Post-modern darbenin soruşturulması dolayısıyla gündeme gelen medya üzerindeki tartışmalar, bir balonun sönmesi ile sonuçlanacağa benziyor.
"Basın özgürlüğü" veya "Bağımsız medya" benzeri liberal demokrasinin kutsanan kavramlarını, bu balonun havasındaki öğeler arasında görmekten tabii ki kaçınmalıyız.
Ancak Türk medyasının yakın geçmişine dönük tartışmaların içeriğinde bu kavramların bulunmadığını da bilmeliyiz.
Burada sorun ne özgürlük ne de bağımsızlıktır.
Burada görülen şu tablodur:
Bazı dönemlerde bazıları durumdan vazife çıkartırken, bazıları medya gücünü kötüye kullanmışlar, bazıları medya sahipliği ile şantajcılığı özdeş hale getirmişler, bazıları da "Medya patronu" konumunu haksız rekabetin haklılığına gerekçe kılmışlardır.
Bir üretim alanında kartel kurup hem rekabeti yok eden, hem de çalışanlarının iş seçme özgürlüğünü katleden, bu arada rakip gördükleri gazetenin dağıtımını durdurup onu batıran patronlar, Amerika'da olsa hapse girmezler miydi?
Medya ve şantaj
Mesela Uzan Grubu'nun gazetesini ve televizyon kanalını Sabancılara karşı şantaj aracı olarak nasıl kullandığını ve Çukurova Elektrik'i nasıl ele geçirdiğini unuttuk mu?
İmar Bankası'nın ne durumda olduğunu Mısır'daki sağır sultan bile duymuşken, bu bankaya el konulmasının neden sürekli ertelendiğini nedense hiç araştırmadık.
Çünkü koalisyon hükümetlerinin gücü Uzan medyasına yetmiyordu.
Ya da batırılan işadamlarını hatırlayın.
Örneğin Cavit Çağlar Sabah'a promosyon malzemesi olarak Bursa'daki tesislerinde üretilen çarşafları vermişti.
İşte bu olay Çağlar'ın batışının ilk nedenlerinden biri oldu.
Sabah'a çarşaf verdiği için, Hürriyet Çağlar'ı hedef alan yayınlara başladı.
Veya bütün davalarından beraat eden Halil Bezmen'i Hürriyet'in yayınları sefil etmedi mi?
Nadir Nadi örneği
Ben eski kuşak gazeteci olduğum için "Basın Patronu" denilince aklıma gelen isim Nadir Nadi'dir.
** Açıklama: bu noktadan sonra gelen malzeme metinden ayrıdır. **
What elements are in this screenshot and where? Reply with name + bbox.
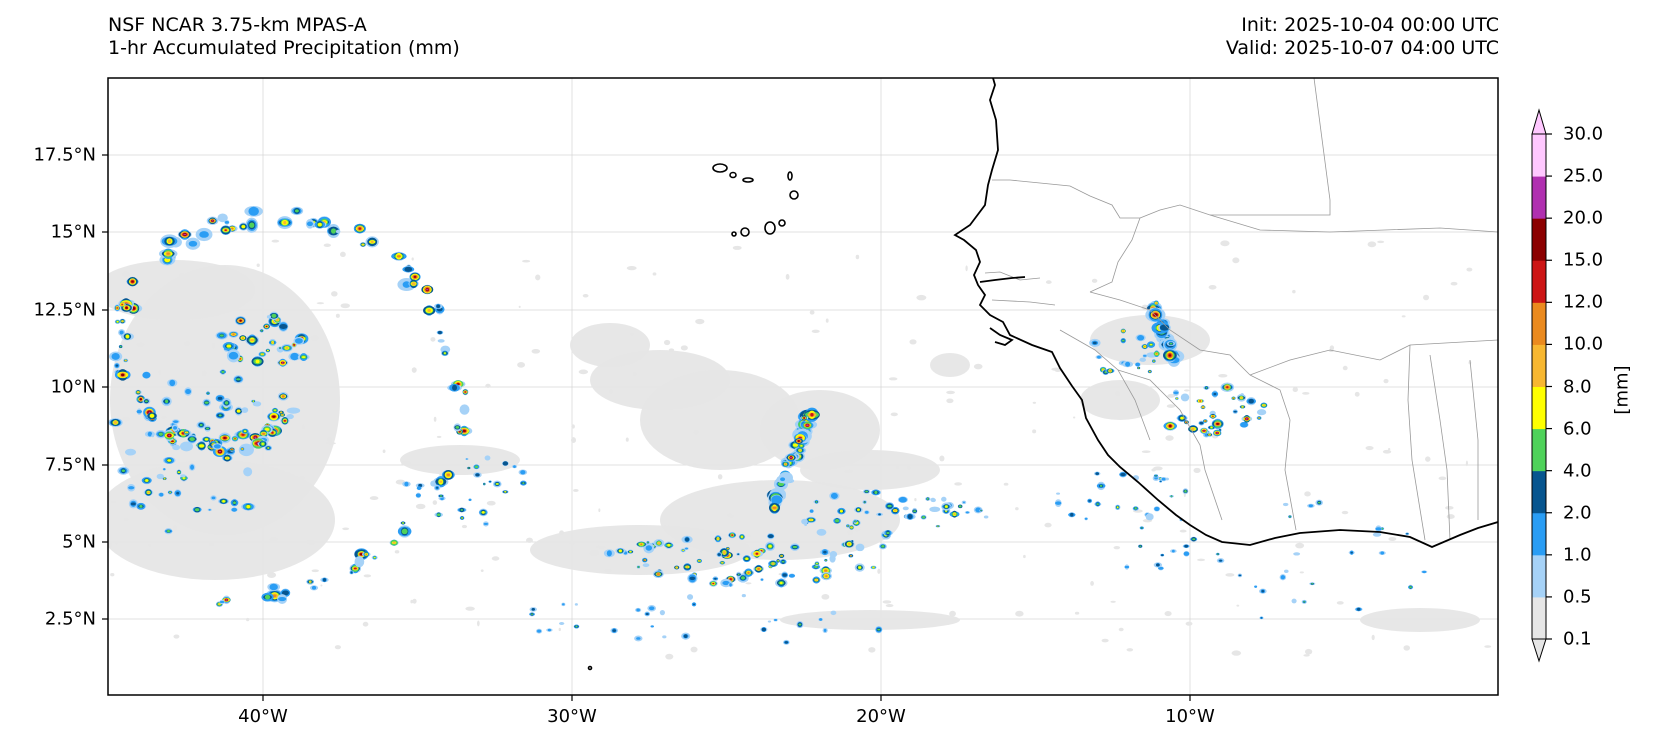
colorbar-level-label: 12.0: [1563, 291, 1604, 313]
border-guinea-mali: [1089, 291, 1251, 376]
coastline: [953, 78, 1498, 548]
lon-label: 30°W: [547, 706, 597, 727]
colorbar-level-label: 2.0: [1563, 502, 1592, 524]
colorbar-ticks: [1546, 133, 1552, 640]
colorbar-segment: [1532, 176, 1546, 219]
title-left: NSF NCAR 3.75-km MPAS-A 1-hr Accumulated…: [108, 14, 460, 60]
lat-label: 12.5°N: [33, 299, 96, 321]
lon-label: 10°W: [1165, 706, 1215, 727]
border-burkina: [1249, 339, 1498, 376]
lon-label: 20°W: [856, 706, 906, 727]
colorbar-over-arrow: [1531, 108, 1547, 135]
colorbar-level-label: 0.5: [1563, 586, 1592, 608]
title-right: Init: 2025-10-04 00:00 UTC Valid: 2025-1…: [1226, 14, 1499, 60]
colorbar-level-label: 30.0: [1563, 123, 1604, 145]
island-sao-vicente: [729, 171, 737, 179]
valid-time: Valid: 2025-10-07 04:00 UTC: [1225, 37, 1499, 59]
lat-label: 15°N: [50, 221, 96, 243]
colorbar-unit: [mm]: [1611, 365, 1633, 415]
colorbar-segments: [1531, 108, 1547, 663]
island-fogo: [740, 227, 750, 237]
island-sal: [787, 171, 793, 181]
island-st-peter-paul: [587, 665, 593, 671]
colorbar-segment: [1532, 554, 1546, 598]
colorbar-level-label: 10.0: [1563, 333, 1604, 355]
colorbar-segment: [1532, 260, 1546, 303]
border-guinea-bissau: [991, 299, 1056, 306]
colorbar-level-label: 15.0: [1563, 249, 1604, 271]
lat-label: 7.5°N: [44, 454, 96, 476]
island-boa-vista: [789, 190, 799, 200]
lat-label: 17.5°N: [33, 144, 96, 166]
colorbar-level-label: 4.0: [1563, 460, 1592, 482]
colorbar-level-label: 6.0: [1563, 418, 1592, 440]
field-title: 1-hr Accumulated Precipitation (mm): [108, 37, 460, 59]
coastline-gambia-estuary: [979, 276, 1026, 283]
island-brava: [731, 231, 737, 237]
island-santo-antao: [712, 163, 728, 173]
border-ghana: [1407, 344, 1426, 541]
border-liberia: [1117, 369, 1223, 521]
cape-verde-islands: [587, 163, 799, 671]
island-maio: [778, 219, 786, 227]
light-precip-layer: [108, 239, 1492, 660]
colorbar-segment: [1532, 596, 1546, 640]
lat-label: 2.5°N: [44, 608, 96, 630]
colorbar-level-label: 25.0: [1563, 165, 1604, 187]
country-borders: [984, 78, 1498, 541]
colorbar-segment: [1532, 386, 1546, 430]
border-mauritania-mali: [992, 78, 1331, 219]
border-gambia: [984, 271, 1041, 281]
colorbar-segment: [1532, 344, 1546, 387]
coastline-mainland: [953, 78, 1498, 548]
colorbar-level-label: 8.0: [1563, 376, 1592, 397]
colorbar-segment: [1532, 512, 1546, 556]
model-title: NSF NCAR 3.75-km MPAS-A: [108, 14, 367, 36]
lat-label: 5°N: [62, 531, 96, 553]
border-senegal-mali: [1089, 217, 1141, 293]
init-time: Init: 2025-10-04 00:00 UTC: [1241, 14, 1499, 36]
border-nigeria: [1469, 359, 1479, 520]
colorbar-segment: [1532, 302, 1546, 345]
island-santiago: [764, 221, 776, 235]
colorbar-segment: [1532, 470, 1546, 514]
colorbar-segment: [1532, 134, 1546, 177]
colorbar-segment: [1532, 218, 1546, 261]
island-sao-nicolau: [742, 177, 754, 183]
colorbar-level-label: 0.1: [1563, 628, 1592, 650]
colorbar-segment: [1532, 428, 1546, 472]
border-cote-divoire: [1249, 374, 1297, 531]
colorbar-level-label: 1.0: [1563, 544, 1592, 566]
border-togo: [1429, 354, 1451, 541]
border-mali-east: [1209, 214, 1498, 233]
coastline-bissagos: [989, 327, 1014, 346]
colorbar-level-label: 20.0: [1563, 207, 1604, 229]
axis-ticks: [102, 154, 1191, 701]
gridlines: [108, 78, 1498, 695]
colorbar-under-arrow: [1531, 638, 1547, 663]
precip-cells-layer: [108, 205, 1428, 645]
lat-label: 10°N: [50, 376, 96, 398]
lon-label: 40°W: [238, 706, 288, 727]
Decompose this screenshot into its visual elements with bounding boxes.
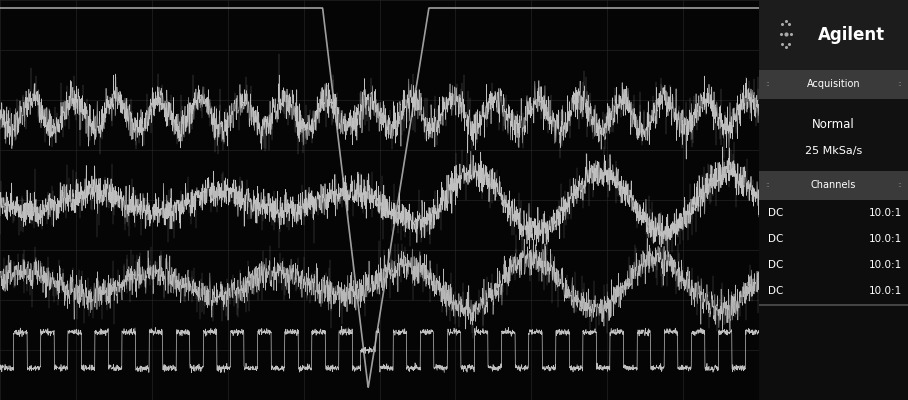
Text: Acquisition: Acquisition	[806, 80, 861, 90]
Text: 10.0:1: 10.0:1	[869, 208, 902, 218]
Text: Channels: Channels	[811, 180, 856, 190]
Text: ::: ::	[765, 182, 770, 188]
Text: DC: DC	[768, 286, 784, 296]
Text: DC: DC	[768, 208, 784, 218]
Text: 10.0:1: 10.0:1	[869, 234, 902, 244]
Bar	[759, 0, 908, 70]
Text: 25 MkSa/s: 25 MkSa/s	[804, 146, 863, 156]
Bar	[759, 99, 908, 171]
Text: Normal: Normal	[812, 118, 855, 130]
Text: DC: DC	[768, 260, 784, 270]
Text: ::: ::	[897, 82, 902, 88]
Text: ::: ::	[897, 182, 902, 188]
Text: 10.0:1: 10.0:1	[869, 286, 902, 296]
Bar	[759, 171, 908, 200]
Bar	[759, 70, 908, 99]
Text: ::: ::	[765, 82, 770, 88]
Bar	[759, 304, 908, 306]
Text: Agilent: Agilent	[818, 26, 885, 44]
Text: 10.0:1: 10.0:1	[869, 260, 902, 270]
Text: DC: DC	[768, 234, 784, 244]
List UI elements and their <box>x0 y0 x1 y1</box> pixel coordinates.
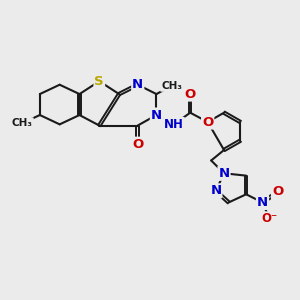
Text: N: N <box>257 196 268 209</box>
Text: O: O <box>132 138 143 151</box>
Text: CH₃: CH₃ <box>161 81 182 91</box>
Text: O: O <box>184 88 196 100</box>
Text: N: N <box>210 184 221 197</box>
Text: O: O <box>202 116 213 128</box>
Text: NH: NH <box>164 118 184 131</box>
Text: N: N <box>132 78 143 91</box>
Text: N: N <box>218 167 230 180</box>
Text: O: O <box>272 185 283 199</box>
Text: S: S <box>94 75 104 88</box>
Text: CH₃: CH₃ <box>12 118 33 128</box>
Text: N: N <box>151 109 162 122</box>
Text: O⁻: O⁻ <box>261 212 278 225</box>
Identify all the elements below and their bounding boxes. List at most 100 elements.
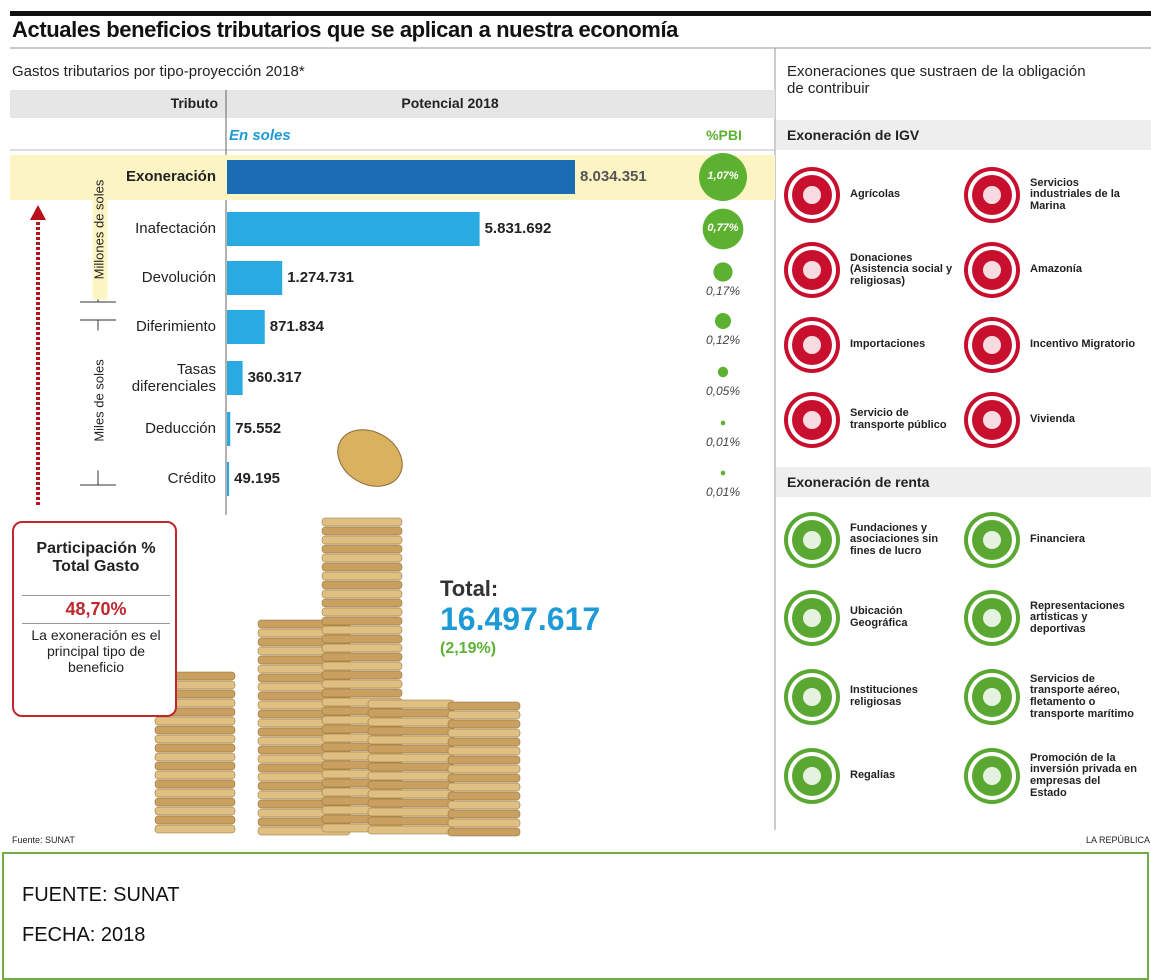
note-box [2,852,1149,980]
coin [321,580,403,590]
icon [803,336,821,354]
coin [321,661,403,671]
coin [367,717,455,727]
coin [447,710,521,720]
value-label: 360.317 [247,369,302,386]
icon [803,261,821,279]
coin [447,818,521,828]
header-band [10,90,775,118]
icon-label: Donaciones (Asistencia social y religios… [850,251,953,287]
pbi-dot [713,262,733,282]
icon-label: Servicios de transporte aéreo, fletament… [1030,672,1134,720]
category-label: Crédito [167,470,216,487]
icon-label: Regalías [850,769,896,782]
participacion-box [12,521,177,717]
category-label: Devolución [141,269,216,286]
panel-title: Exoneraciones que sustraen de la obligac… [787,63,1086,98]
coin [154,797,236,807]
pbi-dot [699,153,747,201]
coin [367,789,455,799]
icon [983,531,1001,549]
coin [367,798,455,808]
coin [154,716,236,726]
pbi-label: 0,01% [705,485,741,499]
coin [367,744,455,754]
coin [321,553,403,563]
coin [447,800,521,810]
pbi-label: 0,12% [705,333,741,347]
coin [154,815,236,825]
category-label: Exoneración [125,168,216,185]
icon-label: Ubicación Geográfica [850,605,908,629]
icon-label: Servicios industriales de la Marina [1030,176,1120,212]
coin [321,688,403,698]
coin [321,526,403,536]
icon [803,186,821,204]
pbi-dot [720,470,726,476]
coin [321,616,403,626]
coin [154,725,236,735]
pbi-label: 0,17% [705,284,741,298]
coin [154,743,236,753]
pbi-dot [720,420,726,426]
arrow-head [30,205,46,220]
coin [447,755,521,765]
coin [447,827,521,837]
column-header: Potencial 2018 [401,95,499,111]
icon-label: Agrícolas [850,188,901,201]
coin [321,535,403,545]
icon [983,411,1001,429]
total-value: 16.497.617 [440,601,601,637]
coin [447,791,521,801]
icon [803,609,821,627]
category-label: Inafectación [135,220,216,237]
coin [447,773,521,783]
igv-band [776,120,1151,150]
coin [367,762,455,772]
unit-label: %PBI [706,127,742,143]
bar [227,261,283,295]
bar [227,462,230,496]
icon [983,609,1001,627]
bar [227,160,575,194]
coin [321,652,403,662]
note-date: FECHA: 2018 [22,924,146,946]
pbi-label: 0,01% [705,435,741,449]
coin [447,809,521,819]
total-label: Total: [440,576,499,601]
value-label: 871.834 [269,318,324,335]
coin [321,571,403,581]
renta-band [776,467,1151,497]
coin [321,598,403,608]
note-source: FUENTE: SUNAT [22,884,180,906]
coin [321,679,403,689]
coin [154,779,236,789]
pbi-label: 0,77% [707,222,739,234]
coins [154,429,521,837]
icon [803,688,821,706]
box-title: Participación % Total Gasto [36,540,156,576]
coin [367,825,455,835]
icon-label: Fundaciones y asociaciones sin fines de … [850,521,939,557]
pbi-label: 1,07% [707,170,739,182]
category-label: Deducción [145,420,216,437]
icon [983,767,1001,785]
coin [321,607,403,617]
coin [367,771,455,781]
value-label: 8.034.351 [580,168,647,185]
coin [337,429,403,487]
pbi-label: 0,05% [705,384,741,398]
icon-label: Promoción de la inversión privada en emp… [1030,751,1137,799]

Siyasi çizgisini tartışabilirsiniz.
Ama parasal çıkarları için siyasi iktidarlarla pazarlığa girmeyen, kendisi de yazar olduğu için gazetesindeki yazarlara meslektaş saygısı gösteren bir beyefendiydi Nadir Nadi.
Ondan "Onu kovdum, bunu kovdum" diye kendi yazarlarından söz ettiğini hiç duymadım.
Daha sonra medya patronu olmaya layık bir portre olarak Dinç Bilgin'i görmüştüm. Genlerinde basın patronluğu bilgisi vardı ilk tanıdığımda.
Görgülü, doymuş ve mesleğe âşık bir kişilikti.
Meğer bir üst boyamaymış bu kişilik.
Her yıl yeni bir yat, yeni bir özel uçak... Yani doyumsuz bir açlık varmış bu kişiliğin derinlerinde.
Hapislik medya patronu
Medya patronu banka boşaltmaktan hapse girer mi?
Bir eski medya patronu olan Erol Simavi acaba neden Türkiye'de yaşayamıyor?
Evet... Bir balon söndü.
Kendilerini "Medya patronu" olarak topluma ve çalışanlarına sunanlar, bu gerçeği bilmelidir.
Neticede Korkmaz Yiğit de medya patronu değil miydi?
Yiğit "Kimyam bozuldu" söylemiyle hafızalarımızda yer etti.
Acaba geride kalanların kimyaları karıştıkları işlerden ötürü hiç bozulmadı mı dersiniz?